Gerold Schneider and Marianne Hundt, Zürich
Using a parser as a heuristic tool for the description of New Englishes
Gerold Schneider and Marianne Hundt
English Department, University of Zurich
{gschneid,mhundt}@es.uzh.ch
ABSTRACT
We propose a novel use of an automatic parseras a tool for descriptive linguistics. This use has two advantages. First, quantitative data on very large amounts of texts are available instantly, a process which would take years of work with manual annotation. Second, it allows variational linguists to use a partly corpus-driven approach, where results emerge from the data. The disadvantage of the parser-based approach is that the level of precision and recall is lower. We give evaluations of precision and recall of the parser we use.
We then show the application of the parser-based approach to a selection of New Englishes. using several subparts of the International Corpus of English (ICE). We employ two methods to discover potential features of New Englishes: (a) by exploring quantitative differences in the use of established syntactic patterns (b) by evaluating the potential correlation between parsing break-downs and regional syntactic innovations.
1. Introduction
The detailed description of varieties like Philippine (PhilE) or Singapore English (SingE) is still a relatively young field in English linguistics. Furthermore, the grammatical description initially relied largely on anecdotal evidence, (see Foley 1988, Bautista and Gonzales, 2006) or at best on the (mainly manual) analysis of sociolinguistic fieldwork projects (see Schreier 2003 on a lesser-known variety of English) rather than large, representative collections of texts. Standard reference corpora of these varieties, i.e. the different regional components of the International Corpus of English, have become available relatively recently: ICE-Philippines was released in 2005, but ICE-Jamaica only came out this year, for instance. So far, the exploitation of these new sources of data has been in verifying previously existing hypotheses on regionalisms or the systematic comparison of these new Englishes (often with British and/or American English as the yardstick of comparison).
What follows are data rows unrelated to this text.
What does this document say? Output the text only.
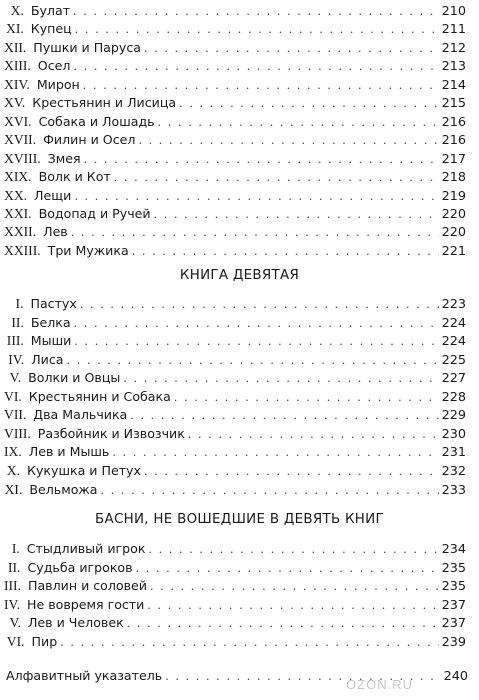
X. Булат . . .	210
XI. Купец . . .	211
XII. Пушки и Паруса . . .	212
XIII. Осел . . .	213
XIV. Мирон . . .	214
XV. Крестьянин и Лисица . . .	215
XVI. Собака и Лошадь . . .	216
XVII. Филин и Осел . . .	216
XVIII. Змея . . .	217
XIX. Волк и Кот . . .	218
XX. Лещи . . .	219
XXI. Водопад и Ручей . . .	220
XXII. Лев . . .	220
XXIII. Три Мужика . . .	221
КНИГА ДЕВЯТАЯ
I. Пастух . . .	223
II. Белка . . .	224
III. Мыши . . .	224
IV. Лиса . . .	225
V. Волки и Овцы . . .	227
VI. Крестьянин и Собака . . .	228
VII. Два Мальчика . . .	229
VIII. Разбойник и Извозчик . . .	230
IX. Лев и Мышь . . .	231
X. Кукушка и Петух . . .	232
XI. Вельможа . . .	233
БАСНИ, НЕ ВОШЕДШИЕ В ДЕВЯТЬ КНИГ
I. Стыдливый игрок . . .	234
II. Судьба игроков . . .	235
III. Павлин и соловей . . .	235
IV. Не вовремя гости . . .	237
V. Лев и Человек . . .	237
VI. Пир . . .	239
Алфавитный указатель . . .	240
OZON.RU
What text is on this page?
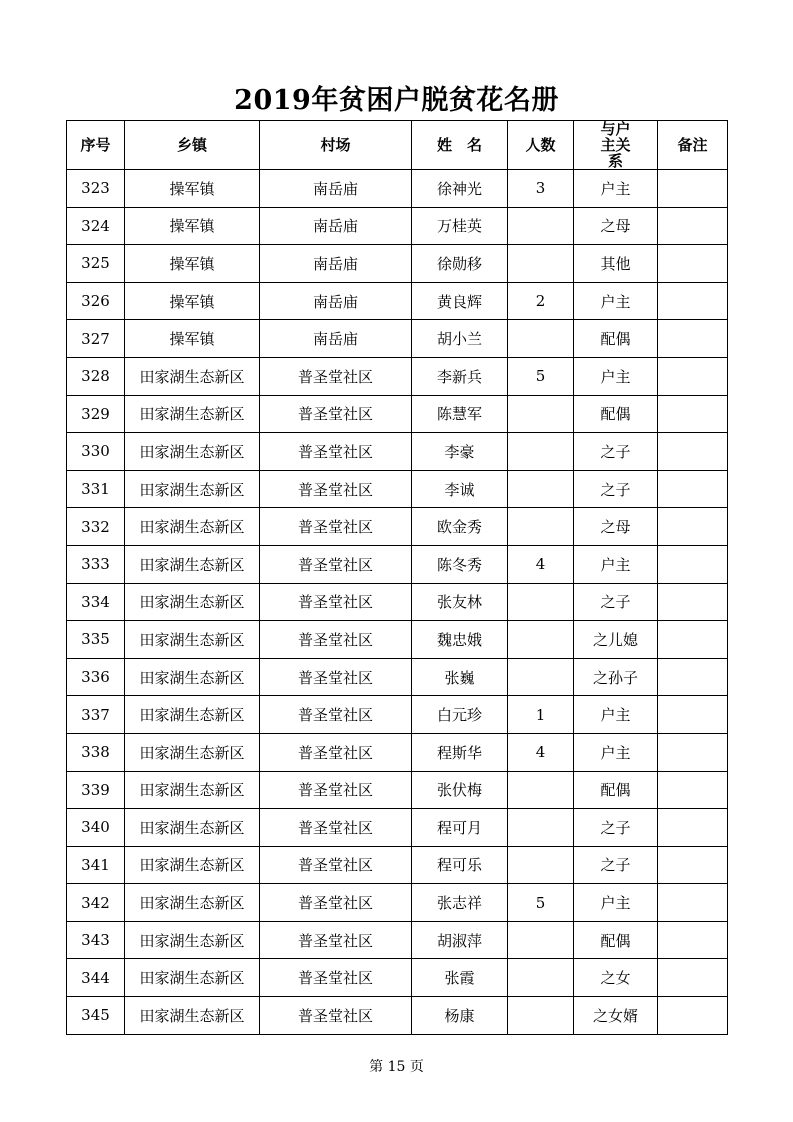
2019年贫困户脱贫花名册
序号	乡镇	村场	姓　名	人数	与户主关系	备注
323	操军镇	南岳庙	徐神光	3	户主	
324	操军镇	南岳庙	万桂英		之母	
325	操军镇	南岳庙	徐勋移		其他	
326	操军镇	南岳庙	黄良辉	2	户主	
327	操军镇	南岳庙	胡小兰		配偶	
328	田家湖生态新区	普圣堂社区	李新兵	5	户主	
329	田家湖生态新区	普圣堂社区	陈慧军		配偶	
330	田家湖生态新区	普圣堂社区	李豪		之子	
331	田家湖生态新区	普圣堂社区	李诚		之子	
332	田家湖生态新区	普圣堂社区	欧金秀		之母	
333	田家湖生态新区	普圣堂社区	陈冬秀	4	户主	
334	田家湖生态新区	普圣堂社区	张友林		之子	
335	田家湖生态新区	普圣堂社区	魏忠娥		之儿媳	
336	田家湖生态新区	普圣堂社区	张巍		之孙子	
337	田家湖生态新区	普圣堂社区	白元珍	1	户主	
338	田家湖生态新区	普圣堂社区	程斯华	4	户主	
339	田家湖生态新区	普圣堂社区	张伏梅		配偶	
340	田家湖生态新区	普圣堂社区	程可月		之子	
341	田家湖生态新区	普圣堂社区	程可乐		之子	
342	田家湖生态新区	普圣堂社区	张志祥	5	户主	
343	田家湖生态新区	普圣堂社区	胡淑萍		配偶	
344	田家湖生态新区	普圣堂社区	张霞		之女	
345	田家湖生态新区	普圣堂社区	杨康		之女婿	
第 15 页
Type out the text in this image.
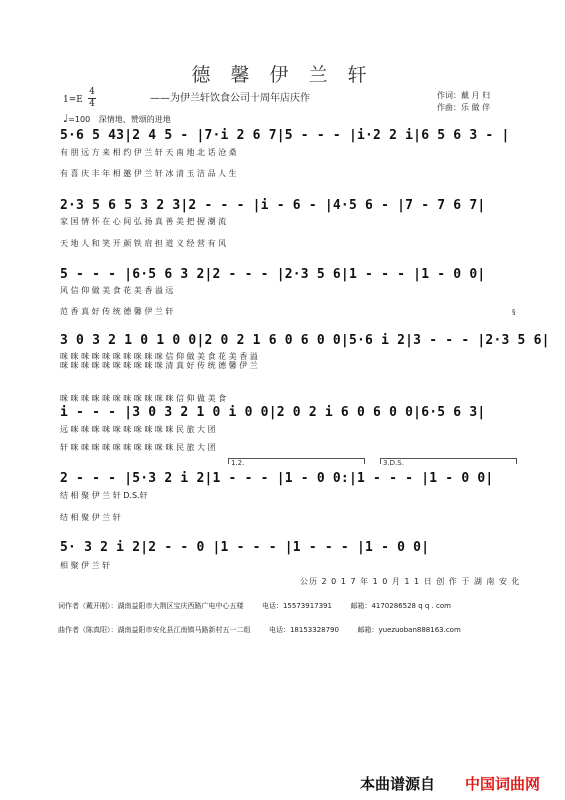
德 馨 伊 兰 轩
——为伊兰轩饮食公司十周年店庆作	作词：戴 月 归
作曲：乐 做 伴
1=E
4
4
♩=100 深情地、赞颂的进地
5·6 5 43|2 4 5 - |7·i 2 6 7|5 - - - |i·2 2 i|6 5 6 3 - |
有 朋 远 方 来 相 约 伊 兰 轩 天 南 地 北 话 沧 桑
有 喜 庆 丰 年 相 邀 伊 兰 轩 冰 清 玉 洁 品 人 生
2·3 5 6 5 3 2 3|2 - - - |i - 6 - |4·5 6 - |7 - 7 6 7|
家 国 情 怀 在 心 间 弘 扬 真 善 美 把 握 潮 流
天 地 人 和 笑 开 颜 铁 肩 担 道 义 经 营 有 风
5 - - - |6·5 6 3 2|2 - - - |2·3 5 6|1 - - - |1 - 0 0|
风 信 仰 做 美 食 花 美 香 溢 远
范 香 真 好 传 统 德 馨 伊 兰 轩	§
3 0 3 2 1 0 1 0 0|2 0 2 1 6 0 6 0 0|5·6 i 2|3 - - - |2·3 5 6|
咪 咪 咪 咪 咪 咪 咪 咪 咪 咪 信 仰 做 美 食 花 美 香 溢
咪 咪 咪 咪 咪 咪 咪 咪 咪 咪 清 真 好 传 统 德 馨 伊 兰
咪 咪 咪 咪 咪 咪 咪 咪 咪 咪 咪 信 仰 做 美 食
i - - - |3 0 3 2 1 0 i 0 0|2 0 2 i 6 0 6 0 0|6·5 6 3|
远 咪 咪 咪 咪 咪 咪 咪 咪 咪 咪 民 旅 大 团
轩 咪 咪 咪 咪 咪 咪 咪 咪 咪 咪 民 旅 大 团
1.2.	3.D.S.
2 - - - |5·3 2 i 2|1 - - - |1 - 0 0:|1 - - - |1 - 0 0|
结 相 聚 伊 兰 轩 D.S.轩
结 相 聚 伊 兰 轩
5· 3 2 i 2|2 - - 0 |1 - - - |1 - - - |1 - 0 0|
相 聚 伊 兰 轩
公历 2 0 1 7 年 1 0 月 1 1 日 创 作 于 湖 南 安 化
词作者（戴开刚）：湖南益阳市大荆区宝庆西路广电中心五楼	电话：15573917391	邮箱：4170286528 q q . com
曲作者（陈真阳）：湖南益阳市安化县江南镇马路新村五一二组	电话：18153328790	邮箱：yuezuoban888163.com
本曲谱源自 中国词曲网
Furthermore, the corpus-based descriptions that are becoming available (see Sand 1999, Schneider 2004 or Sedlatschek 2009) are based on orthographic corpora which have not been annotated, as work on tagging and parsing the ICE components is still under way.[i] As a result, these descriptions have to rely on more or less sophisticated searches based on lexical items. Our idea is that it might be worthwhile investigating whether it is possible to arrive at a partly corpus-driven description of the New Englishes. In this approach, the available corpora are annotated grammatically. The aim is to explore in how far this annotation process in itself might yield useful information for the description of the New Englishes and that these, in turn, might be exploited in fine-tuning the annotation tools to the structural challenges that New Englishes present. Initially, we are using existing ICE corpora for our pilot study, but the aim is to apply the same methodology to larger, web-derived (and thus somewhat ‘messier’) data.
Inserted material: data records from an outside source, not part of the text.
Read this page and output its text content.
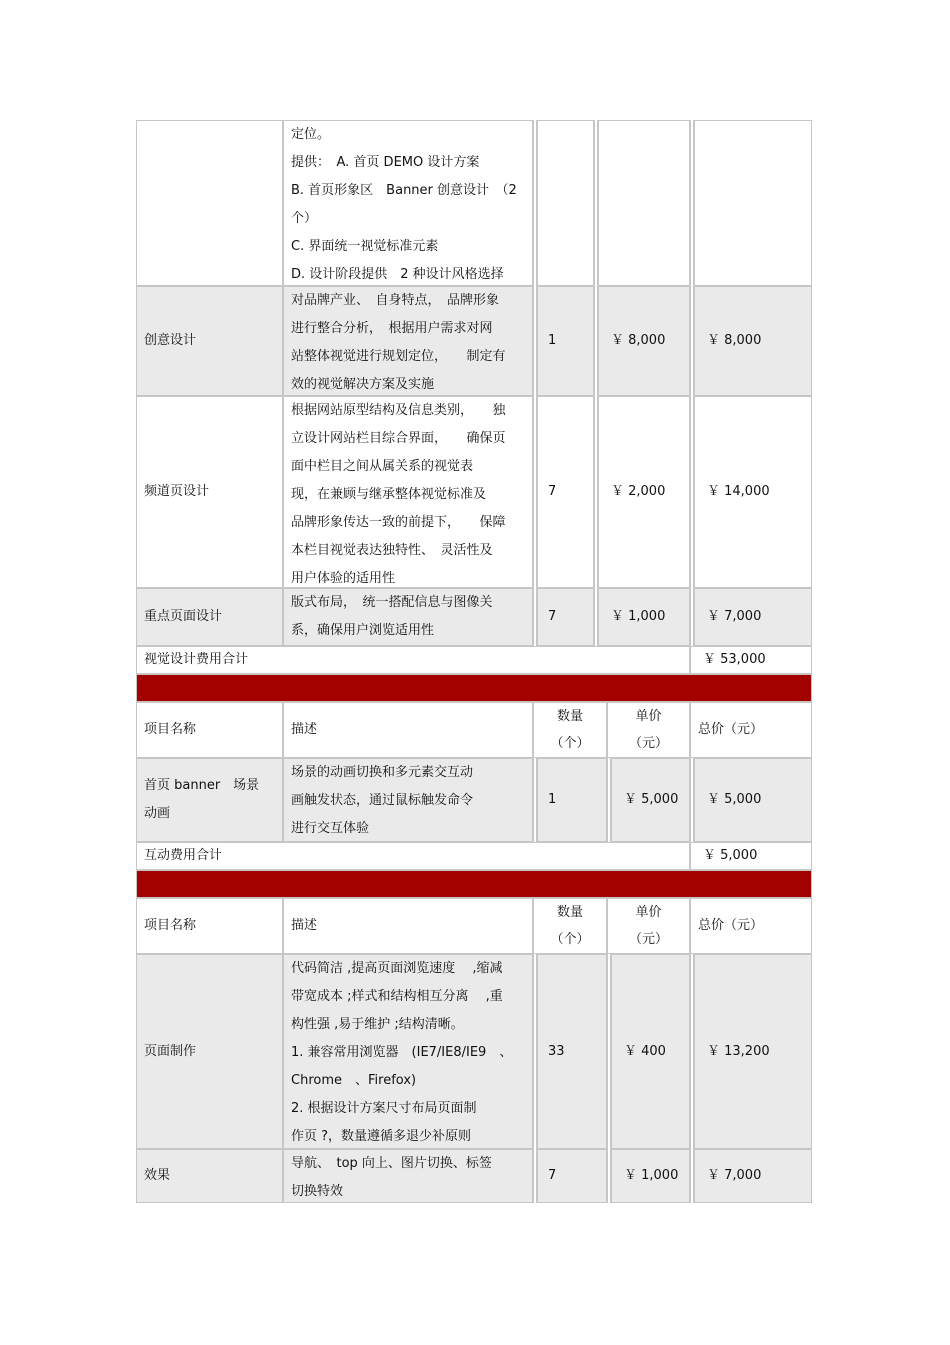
定位。
提供：　A. 首页 DEMO 设计方案
B. 首页形象区　Banner 创意设计　（2
个）
C. 界面统一视觉标准元素
D. 设计阶段提供　2 种设计风格选择
创意设计
对品牌产业、　自身特点，　品牌形象
进行整合分析，　根据用户需求对网
站整体视觉进行规划定位，　　制定有
效的视觉解决方案及实施
1	￥ 8,000	￥ 8,000
频道页设计
根据网站原型结构及信息类别，　　独
立设计网站栏目综合界面，　　确保页
面中栏目之间从属关系的视觉表
现，在兼顾与继承整体视觉标准及
品牌形象传达一致的前提下，　　保障
本栏目视觉表达独特性、　灵活性及
用户体验的适用性
7	￥ 2,000	￥ 14,000
重点页面设计
版式布局，　统一搭配信息与图像关
系，确保用户浏览适用性
7	￥ 1,000	￥ 7,000
视觉设计费用合计	￥ 53,000
项目名称	描述
数量
（个）
单价
（元）
总价（元）
首页 banner　场景
动画
场景的动画切换和多元素交互动
画触发状态，通过鼠标触发命令
进行交互体验
1	￥ 5,000 ￥ 5,000
互动费用合计	￥ 5,000
项目名称	描述
数量
（个）
单价
（元）
总价（元）
页面制作
代码简洁 ,提高页面浏览速度　 ,缩减
带宽成本 ;样式和结构相互分离　 ,重
构性强 ,易于维护 ;结构清晰。
1. 兼容常用浏览器　(IE7/IE8/IE9　、
Chrome　、Firefox)
2. 根据设计方案尺寸布局页面制
作页 ?，数量遵循多退少补原则
33	￥ 400	￥ 13,200
效果
导航、　top 向上、图片切换、标签
切换特效
7	￥ 1,000 ￥ 7,000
In part two of our paper, we will give a brief overview of the corpora that we used and comment on the annotation of the corpus material. In part three of the paper, we will outline our methodology which basically explores two corpus-driven approaches: one that starts from quantitative differences between the annotated data, whereas the other one relies more heavily on the process of evaluating the automatically annotated corpora. In section 4, the overall evaluation of the parser output will be briefly evaluated. The results of our study are given in part 5 of our paper.
2. Data
We compare ICE-Fiji (and partly ICE-India) as L2 varieties to ICE-GB and (and partly to ICE-NZ) as L1. We have used all finished subparts of the written ICE-FIJI corpus where writer ethnicity and gender is known, about 250,000 of the planned 400,000 words. The selection of subtexts and the broad genre label is summarised in the following table.
Text / Used / Unused / GenreW1A / 20 / 0 / Essay
W1B / 0 / 20
W2A / 40 / 0 / Academic
W2B / 25 / 15 / Non-Academic
W2C / 20 / 0 / Press
W2D / 0 / 20
W2E / 9 / 1 / Press
W2F / 0 / 20
TOTAL / 114 / 76
Table 1:Composition of sub-corpora
For our comparison to other ICE corpora, we have only used the texts whose corresponding text in ICE-FIJI is used in our selection.
3. Methodology
The background of our methodology is summarised in Figure 1. So far, corpus analyses were informed by previous research. We use computational tools to help in the annotation process. The errors that the tools make are expected to feed back into improvements of the computational tools. The results based on more richly annotated data will feed into the description and theory of the new Englishes. This incremental cycle is illustrated in the orange box.
As pointed out above, we are using a two-pronged approach in our investigation:
(a) We assume that the parser has correctly annotated the sentences in our corpora and that statistical differences in the use of certain constructions accurately represent differences between varieties. This is a relatively traditional approach (see Hundt 1998) but the difference is that we are making use of heavily annotated data rather than the comparison of word frequencies.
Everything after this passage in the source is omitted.